I recently spent a month in paradise. As penance for such luxury, I read Night Draws Near, by Anthony Shadid of the Washington Post. The book describes the first few years of the Iraq war, from the fall of Baghdad to the first elections. Sitting there on a southern Thai island, looking at gem-colored water filled with light, reading about unspeakable horror and colossal failure...
I don't know what's sicker, to read such a book or to not read it.
Shadid, a Lebanese-American and a fluent Arabic speaker, looks at the war mainly through anecdotes of ordinary Baghdad citizens. The book is as eloquent as it is harrowing, and reaffirms a growing belief I have that literary journalism is much more effective in creating a full picture of what's going on than day-to-day print journalism or television reporting. Daily news stories are just little pieces of awfulness that seemingly have little connection to each other. But when a strong reporter and writer like Shadid weaves them all together through personal narrative, they become a tapestry of tragedy. And one that makes sense.
Reading the book, I came away with two things: How so many problems could have been avoided through even basic understanding of Iraqi Arab culture, and how many bad decisions seem to have been made by the variety of decision-makers in Iraq.
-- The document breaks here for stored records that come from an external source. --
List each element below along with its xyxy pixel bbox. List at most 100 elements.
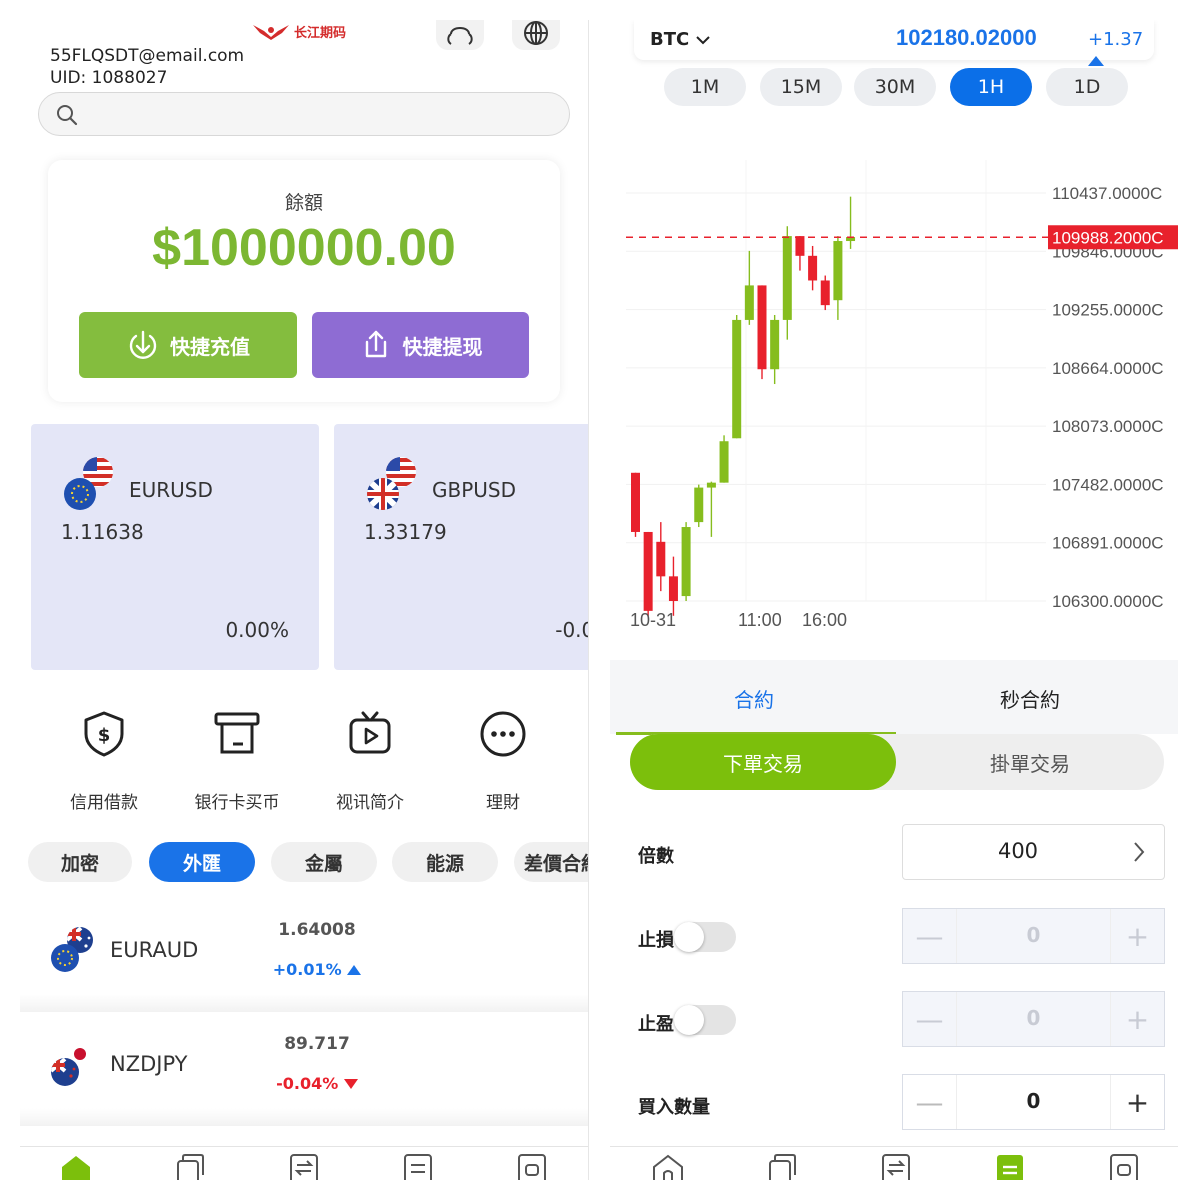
timeframe-1m[interactable]: 1M	[664, 68, 746, 106]
candle-body	[770, 319, 780, 370]
stop-loss-plus-button[interactable]: +	[1110, 909, 1164, 963]
tab-contract[interactable]: 合約	[734, 684, 774, 713]
candle-body	[643, 531, 653, 611]
trade-icon[interactable]	[992, 1153, 1028, 1180]
stop-loss-value[interactable]: 0	[957, 923, 1110, 947]
support-button[interactable]	[436, 20, 484, 50]
home-icon[interactable]	[650, 1153, 686, 1180]
feature-label: 信用借款	[70, 793, 138, 813]
contract-tabs: 合約 秒合約	[610, 660, 1178, 734]
feature-label: 视讯简介	[336, 793, 404, 813]
y-tick-label: 106300.0000C	[1052, 592, 1164, 611]
exchange-icon[interactable]	[286, 1153, 322, 1180]
quick-withdraw-button[interactable]: 快捷提现	[312, 312, 529, 378]
featured-pair-gbpusd[interactable]: GBPUSD 1.33179 -0.03%	[334, 424, 588, 670]
leverage-selector[interactable]: 400	[902, 824, 1165, 880]
market-price: 89.717	[284, 1034, 350, 1054]
wallet-icon[interactable]	[514, 1153, 550, 1180]
candle-body	[795, 236, 805, 256]
timeframe-30m[interactable]: 30M	[854, 68, 936, 106]
triangle-up-icon	[1088, 56, 1104, 66]
home-screen: 长江期码 55FLQSDT@email.com UID: 1088027 餘額 …	[20, 20, 588, 1180]
triangle-up-icon	[347, 965, 362, 975]
market-order-button[interactable]: 下單交易	[630, 734, 896, 790]
market-name: EURAUD	[110, 938, 199, 962]
account-email: 55FLQSDT@email.com	[50, 46, 245, 66]
stop-loss-minus-button[interactable]: —	[903, 909, 957, 963]
take-profit-toggle[interactable]	[674, 1005, 736, 1035]
tab-second-contract[interactable]: 秒合約	[1000, 684, 1060, 713]
quick-deposit-label: 快捷充值	[170, 334, 250, 359]
category-cfd[interactable]: 差價合約	[514, 842, 588, 882]
take-profit-plus-button[interactable]: +	[1110, 992, 1164, 1046]
stop-loss-label: 止損	[638, 930, 674, 951]
orders-icon[interactable]	[400, 1153, 436, 1180]
take-profit-label: 止盈	[638, 1014, 674, 1035]
market-row-nzdjpy[interactable]: NZDJPY 89.717 -0.04%	[20, 1014, 588, 1126]
more-dots-icon	[480, 711, 526, 757]
timeframe-1h[interactable]: 1H	[950, 68, 1032, 106]
nzd-jpy-flags-icon	[51, 1041, 93, 1086]
eur-aud-flags-icon	[51, 927, 93, 972]
market-icon[interactable]	[172, 1153, 208, 1180]
category-energy[interactable]: 能源	[392, 842, 498, 882]
category-forex[interactable]: 外匯	[149, 842, 255, 882]
account-uid: UID: 1088027	[50, 68, 168, 88]
market-change: +0.01%	[252, 960, 382, 979]
featured-pair-eurusd[interactable]: EURUSD 1.11638 0.00%	[31, 424, 319, 670]
x-tick-label: 16:00	[802, 610, 847, 630]
feature-card-buy[interactable]: 银行卡买币	[177, 710, 297, 813]
take-profit-value[interactable]: 0	[957, 1006, 1110, 1030]
candlestick-chart[interactable]: 110437.0000C109846.0000C109255.0000C1086…	[626, 140, 1178, 636]
row-shadow	[20, 1108, 588, 1126]
quantity-plus-button[interactable]: +	[1110, 1075, 1164, 1129]
category-metals[interactable]: 金屬	[271, 842, 377, 882]
search-icon	[57, 105, 78, 126]
feature-wealth[interactable]: 理財	[443, 710, 563, 813]
x-axis-labels: 10-31 11:00 16:00	[630, 610, 847, 630]
timeframe-1d[interactable]: 1D	[1046, 68, 1128, 106]
search-input[interactable]	[38, 92, 570, 136]
quantity-value[interactable]: 0	[957, 1089, 1110, 1113]
candle-body	[719, 441, 729, 483]
language-button[interactable]	[512, 20, 560, 50]
market-row-euraud[interactable]: EURAUD 1.64008 +0.01%	[20, 900, 588, 1012]
timeframe-15m[interactable]: 15M	[760, 68, 842, 106]
symbol-name: BTC	[650, 29, 690, 50]
quick-deposit-button[interactable]: 快捷充值	[79, 312, 297, 378]
shield-dollar-icon: $	[84, 711, 124, 757]
svg-text:$: $	[98, 725, 111, 746]
balance-value: $1000000.00	[152, 219, 456, 277]
quantity-minus-button[interactable]: —	[903, 1075, 957, 1129]
wallet-icon[interactable]	[1106, 1153, 1142, 1180]
take-profit-minus-button[interactable]: —	[903, 992, 957, 1046]
category-crypto[interactable]: 加密	[28, 842, 132, 882]
leverage-value: 400	[997, 839, 1039, 863]
upload-icon	[365, 330, 386, 358]
ticker-price: 102180.02000	[896, 25, 1037, 50]
tv-play-icon	[349, 711, 391, 754]
row-shadow	[20, 994, 588, 1012]
y-tick-label: 107482.0000C	[1052, 475, 1164, 494]
quantity-stepper: — 0 +	[902, 1074, 1165, 1130]
gbp-usd-flags-icon	[367, 457, 416, 510]
y-tick-label: 108073.0000C	[1052, 417, 1164, 436]
y-tick-label: 106891.0000C	[1052, 534, 1164, 553]
brand-logo: 长江期码	[252, 22, 346, 41]
symbol-selector[interactable]: BTC	[650, 29, 710, 50]
limit-order-button[interactable]: 掛單交易	[896, 734, 1164, 790]
chart-candles	[631, 196, 856, 616]
triangle-down-icon	[343, 1079, 358, 1089]
candle-body	[833, 241, 843, 301]
candle-body	[757, 285, 767, 370]
home-icon[interactable]	[58, 1153, 94, 1180]
candle-body	[782, 236, 792, 320]
exchange-icon[interactable]	[878, 1153, 914, 1180]
chevron-right-icon	[1134, 842, 1145, 862]
feature-video-intro[interactable]: 视讯简介	[310, 710, 430, 813]
feature-credit-loan[interactable]: $ 信用借款	[44, 710, 164, 813]
stop-loss-toggle[interactable]	[674, 922, 736, 952]
market-change: -0.04%	[252, 1074, 382, 1093]
balance-card: 餘額 $1000000.00 快捷充值 快捷提现	[48, 160, 560, 402]
market-icon[interactable]	[764, 1153, 800, 1180]
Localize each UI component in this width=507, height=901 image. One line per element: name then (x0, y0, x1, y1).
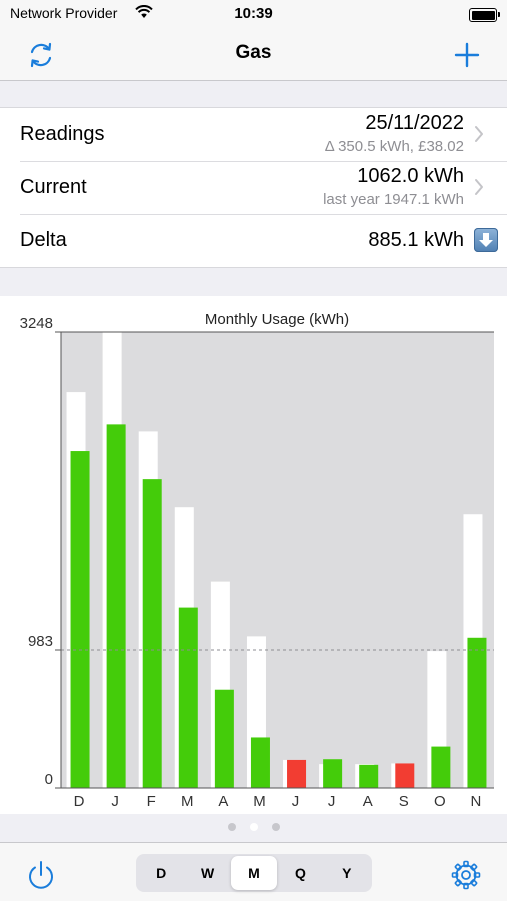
bar-current-10 (431, 746, 451, 788)
readings-date: 25/11/2022 (365, 112, 464, 134)
power-icon[interactable] (25, 859, 57, 891)
delta-label: Delta (20, 229, 67, 251)
chevron-right-icon (475, 126, 483, 142)
segment-d[interactable]: D (138, 856, 184, 890)
readings-table: Readings 25/11/2022 Δ 350.5 kWh, £38.02 … (0, 107, 507, 268)
bar-current-11 (467, 637, 487, 788)
gear-icon[interactable] (450, 859, 482, 891)
monthly-usage-chart[interactable]: Monthly Usage (kWh) 3248 983 0 D J F M A M J J A S O… (0, 296, 507, 814)
chart-canvas: Monthly Usage (kWh) 3248 983 0 D J F M A M J J A S O… (20, 311, 494, 810)
bar-current-5 (250, 737, 270, 788)
x-tick-label: A (218, 793, 228, 810)
page-title: Gas (235, 42, 272, 63)
bar-current-2 (142, 479, 162, 788)
plus-icon[interactable] (452, 40, 482, 70)
x-tick-label: M (181, 793, 194, 810)
navigation-bar: Gas (0, 28, 507, 81)
bottom-toolbar: DWMQY (0, 842, 507, 901)
current-label: Current (20, 176, 87, 198)
segment-q[interactable]: Q (277, 856, 323, 890)
page-dot[interactable] (249, 823, 258, 831)
readings-row[interactable]: Readings 25/11/2022 Δ 350.5 kWh, £38.02 (0, 108, 507, 161)
battery-icon (469, 8, 500, 22)
bar-current-8 (359, 764, 379, 788)
down-arrow-icon (474, 228, 498, 252)
chart-title: Monthly Usage (kWh) (205, 311, 349, 328)
current-value: 1062.0 kWh (357, 165, 464, 187)
x-tick-label: A (363, 793, 373, 810)
status-bar: Network Provider 10:39 (0, 0, 507, 28)
bar-current-7 (323, 759, 343, 788)
segment-w[interactable]: W (184, 856, 230, 890)
y-tick-label: 3248 (20, 315, 53, 332)
delta-row: Delta 885.1 kWh (0, 214, 507, 267)
current-detail: last year 1947.1 kWh (323, 191, 464, 208)
page-indicator[interactable] (0, 818, 507, 836)
x-tick-label: J (292, 793, 300, 810)
segment-m[interactable]: M (230, 856, 278, 890)
bar-current-6 (287, 759, 307, 788)
x-tick-label: D (74, 793, 85, 810)
period-selector: DWMQY (136, 854, 372, 892)
delta-value: 885.1 kWh (368, 229, 464, 251)
chevron-right-icon (475, 179, 483, 195)
x-tick-label: J (111, 793, 119, 810)
bar-current-0 (70, 451, 90, 788)
clock: 10:39 (234, 5, 273, 22)
bar-current-4 (214, 689, 234, 788)
page-dot[interactable] (227, 823, 236, 831)
page-dot[interactable] (271, 823, 280, 831)
y-tick-label: 983 (28, 633, 53, 650)
x-tick-label: S (399, 793, 409, 810)
bar-current-3 (178, 607, 198, 788)
x-tick-label: M (253, 793, 266, 810)
x-tick-label: O (434, 793, 446, 810)
x-tick-label: F (147, 793, 156, 810)
readings-label: Readings (20, 123, 105, 145)
bar-current-1 (106, 424, 126, 788)
current-row[interactable]: Current 1062.0 kWh last year 1947.1 kWh (0, 161, 507, 214)
x-tick-label: J (328, 793, 336, 810)
segment-y[interactable]: Y (324, 856, 370, 890)
bar-current-9 (395, 763, 415, 788)
readings-detail: Δ 350.5 kWh, £38.02 (324, 138, 464, 155)
y-tick-label: 0 (45, 771, 53, 788)
x-tick-label: N (471, 793, 482, 810)
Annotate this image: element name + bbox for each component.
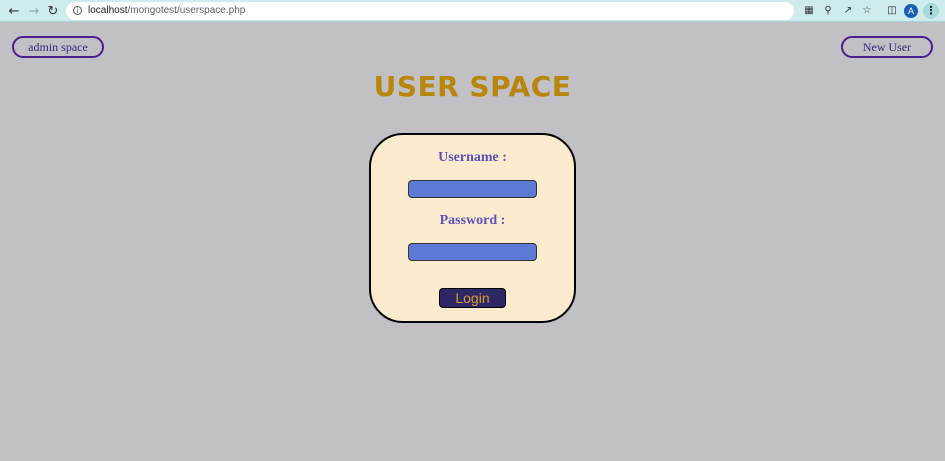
share-icon[interactable]: ↗ [841,4,855,18]
password-input[interactable] [408,243,537,261]
star-icon[interactable]: ☆ [860,4,874,18]
page-title: USER SPACE [373,70,572,103]
url-host: localhost [88,5,128,16]
url-path: /mongotest/userspace.php [127,5,246,16]
side-panel-icon[interactable]: ◫ [885,4,899,18]
kebab-menu-icon[interactable]: ⋮ [923,3,939,19]
admin-space-button[interactable]: admin space [12,36,104,58]
new-user-button[interactable]: New User [841,36,933,58]
forward-arrow-icon[interactable]: → [26,3,42,19]
password-label: Password : [439,213,506,228]
address-bar[interactable]: i localhost/mongotest/userspace.php [66,2,794,20]
translate-icon[interactable]: ▦ [802,4,816,18]
info-icon[interactable]: i [73,6,82,15]
back-arrow-icon[interactable]: ← [6,3,22,19]
zoom-icon[interactable]: ⚲ [821,4,835,18]
login-card: Username : Password : Login [369,133,576,323]
profile-avatar[interactable]: A [904,4,918,18]
reload-icon[interactable]: ↻ [45,3,61,19]
username-label: Username : [438,150,507,165]
username-input[interactable] [408,180,537,198]
browser-toolbar: ← → ↻ i localhost/mongotest/userspace.ph… [0,0,945,22]
login-button[interactable]: Login [439,288,506,308]
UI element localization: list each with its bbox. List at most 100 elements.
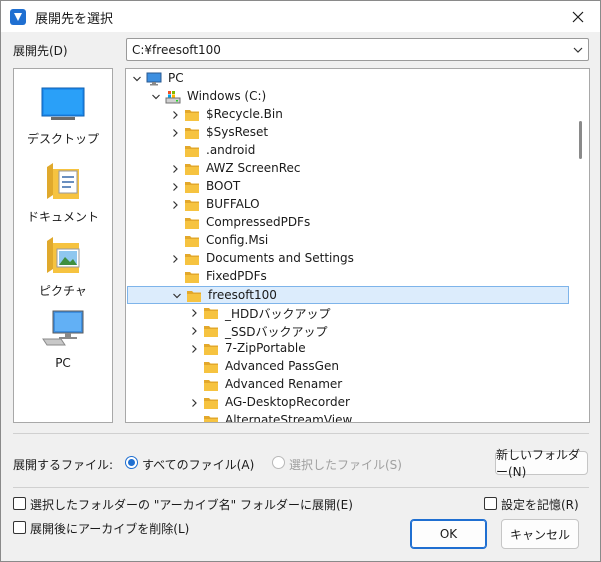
destination-label: 展開先(D) [13,44,68,58]
tree-node[interactable]: Advanced PassGen [126,358,566,376]
folder-icon [185,272,199,283]
remember-settings-label[interactable]: 設定を記憶(R) [501,496,579,513]
chevron-right-icon[interactable] [170,181,180,193]
place-label: デスクトップ [26,132,99,146]
tree-node-label: Windows (C:) [187,89,267,103]
destination-combobox[interactable] [126,38,589,61]
tree-node[interactable]: freesoft100 [127,286,569,304]
destination-input[interactable] [127,39,567,60]
app-icon [10,9,26,25]
vertical-scrollbar[interactable] [572,69,589,422]
tree-node-label: AWZ ScreenRec [206,161,301,175]
tree-node-label: Config.Msi [206,233,269,247]
tree-node-label: Documents and Settings [206,251,354,265]
delete-after-checkbox[interactable] [13,521,26,534]
tree-node[interactable]: FixedPDFs [126,268,566,286]
tree-node-label: FixedPDFs [206,269,267,283]
documents-folder-icon [47,163,79,199]
folder-icon [185,164,199,175]
folder-icon [185,200,199,211]
chevron-right-icon[interactable] [189,397,199,409]
all-files-radio[interactable] [125,456,138,469]
close-button[interactable] [560,3,596,30]
chevron-down-icon[interactable] [172,290,182,302]
tree-node-label: PC [168,71,184,85]
chevron-down-icon[interactable] [151,91,161,103]
tree-node-label: _SSDバックアップ [225,325,328,339]
tree-node-label: $SysReset [206,125,269,139]
tree-node-label: BUFFALO [206,197,260,211]
chevron-right-icon[interactable] [170,199,180,211]
title-bar: 展開先を選択 [1,1,600,32]
window-title: 展開先を選択 [35,12,114,27]
tree-node-label: _HDDバックアップ [225,307,331,321]
tree-node[interactable]: PC [126,70,566,88]
divider [13,433,589,434]
tree-node[interactable]: Windows (C:) [126,88,566,106]
all-files-label[interactable]: すべてのファイル(A) [142,456,254,473]
tree-node[interactable]: Documents and Settings [126,250,566,268]
folder-icon [204,416,218,422]
folder-icon [187,291,201,302]
chevron-right-icon[interactable] [189,325,199,337]
tree-node[interactable]: BUFFALO [126,196,566,214]
archive-name-folder-label[interactable]: 選択したフォルダーの "アーカイブ名" フォルダーに展開(E) [30,496,353,513]
folder-icon [185,254,199,265]
tree-node[interactable]: Config.Msi [126,232,566,250]
archive-name-folder-checkbox[interactable] [13,497,26,510]
tree-node[interactable]: AWZ ScreenRec [126,160,566,178]
tree-node-label: Advanced PassGen [225,359,339,373]
drive-icon [165,91,181,104]
tree-node[interactable]: Advanced Renamer [126,376,566,394]
tree-node[interactable]: CompressedPDFs [126,214,566,232]
files-label: 展開するファイル: [13,458,114,472]
selected-files-label[interactable]: 選択したファイル(S) [289,456,402,473]
computer-icon [146,72,162,86]
pictures-folder-icon [47,237,80,273]
tree-node[interactable]: .android [126,142,566,160]
chevron-down-icon[interactable] [572,44,584,56]
ok-button[interactable]: OK [410,519,487,549]
chevron-right-icon[interactable] [170,253,180,265]
tree-node[interactable]: AG-DesktopRecorder [126,394,566,412]
place-pictures[interactable]: ピクチャ [14,235,112,299]
tree-node[interactable]: _HDDバックアップ [126,304,566,322]
folder-icon [204,362,218,373]
place-documents[interactable]: ドキュメント [14,161,112,225]
tree-node[interactable]: BOOT [126,178,566,196]
folder-tree[interactable]: PC Windows (C:) $Recycle.Bin $SysReset .andr… [125,68,590,423]
tree-node-label: AlternateStreamView [225,413,353,423]
tree-node[interactable]: $SysReset [126,124,566,142]
folder-icon [185,218,199,229]
tree-node-label: .android [206,143,256,157]
chevron-right-icon[interactable] [189,343,199,355]
delete-after-label[interactable]: 展開後にアーカイブを削除(L) [30,520,189,537]
selected-files-radio[interactable] [272,456,285,469]
tree-node[interactable]: AlternateStreamView [126,412,566,423]
folder-icon [204,344,218,355]
remember-settings-checkbox[interactable] [484,497,497,510]
tree-node-label: BOOT [206,179,241,193]
place-pc[interactable]: PC [14,309,112,370]
chevron-right-icon[interactable] [170,163,180,175]
place-label: PC [55,356,71,370]
chevron-right-icon[interactable] [189,307,199,319]
tree-node[interactable]: $Recycle.Bin [126,106,566,124]
new-folder-button[interactable]: 新しいフォルダー(N) [495,448,588,479]
places-bar: デスクトップ ドキュメント ピクチャ PC [13,68,113,423]
chevron-right-icon[interactable] [170,109,180,121]
tree-node-label: $Recycle.Bin [206,107,283,121]
folder-icon [185,182,199,193]
chevron-down-icon[interactable] [132,73,142,85]
cancel-button[interactable]: キャンセル [501,519,579,549]
folder-icon [185,236,199,247]
tree-node[interactable]: 7-ZipPortable [126,340,566,358]
place-desktop[interactable]: デスクトップ [14,87,112,147]
folder-icon [204,380,218,391]
folder-icon [185,128,199,139]
scrollbar-thumb[interactable] [579,121,582,159]
tree-node[interactable]: _SSDバックアップ [126,322,566,340]
chevron-right-icon[interactable] [170,127,180,139]
tree-node-label: 7-ZipPortable [225,341,306,355]
extract-destination-dialog: 展開先を選択 展開先(D) デスクトップ [0,0,601,562]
As to the first, one of the most chilling anecdotes that Shadid relates is that of an Iraqi informer working for the U.S. in a small village in the Sunni triangle. As the man, hooded, is walking through a group of prisoners pointing out insurgents, several prisoners recognize him from a deformed hand and start shouting his name. The informer is protected by the U.S. troops for a time. But eventually he's hunted down and killed by his older brother...and his father. They kill him because the other clans of the town basically tell them that their entire clan will be wiped out if they don't. The honor culture and honor killings of the village culture trump everything else.
Hmm...and these people are supposed to transform overnight from this kind of thinking into model Middle Eastern Republicans and Democrats? Hmm...
As to the second: One thing stands out above the rest. Executive Order Number Two. Issued by Paul Bremer, who headed the Coalition Provisional Authority. The order dissolved the Iraqi Army. Which, in Bremer's defense, there must have been a reason for. But according to Shadid, the Iraqi Army was an institution that pre-dated Saddam Hussein and one he didn't trust at all (hence the creation of the Republican Guard, the Special Republican Guard, and the Fedayeen). It was also an institution which had credibility with the people because of its massive sacrifices in the Iran-Iraq war. The army, Shadid insinuates, could have been used to keep the peace, would have been respected by the people, and would have kept Americans out of harms way on the streets. Instead, the several-hundred thousand strong army was dissolved, putting all those men with guns and knowledge of how to make war out onto the streets, with a whole lot of guns and nothing to do...(My only criticism here is that the writer doesn't get - or try to get - an interview with Bremer as to why he issued the order; there must have been a reason that seemed like a good one at the time.)
While the first few chapters are filled with so much repeating bloodshed that it is hard to bear, the book then becomes much more intriguing (but no less tragic) as ordinary Iraqis go through the upheavals of the early years of the war.
The book is an absolute must for anyone interested in the topic, but certainly not one to read if you're feeling bummed out about things.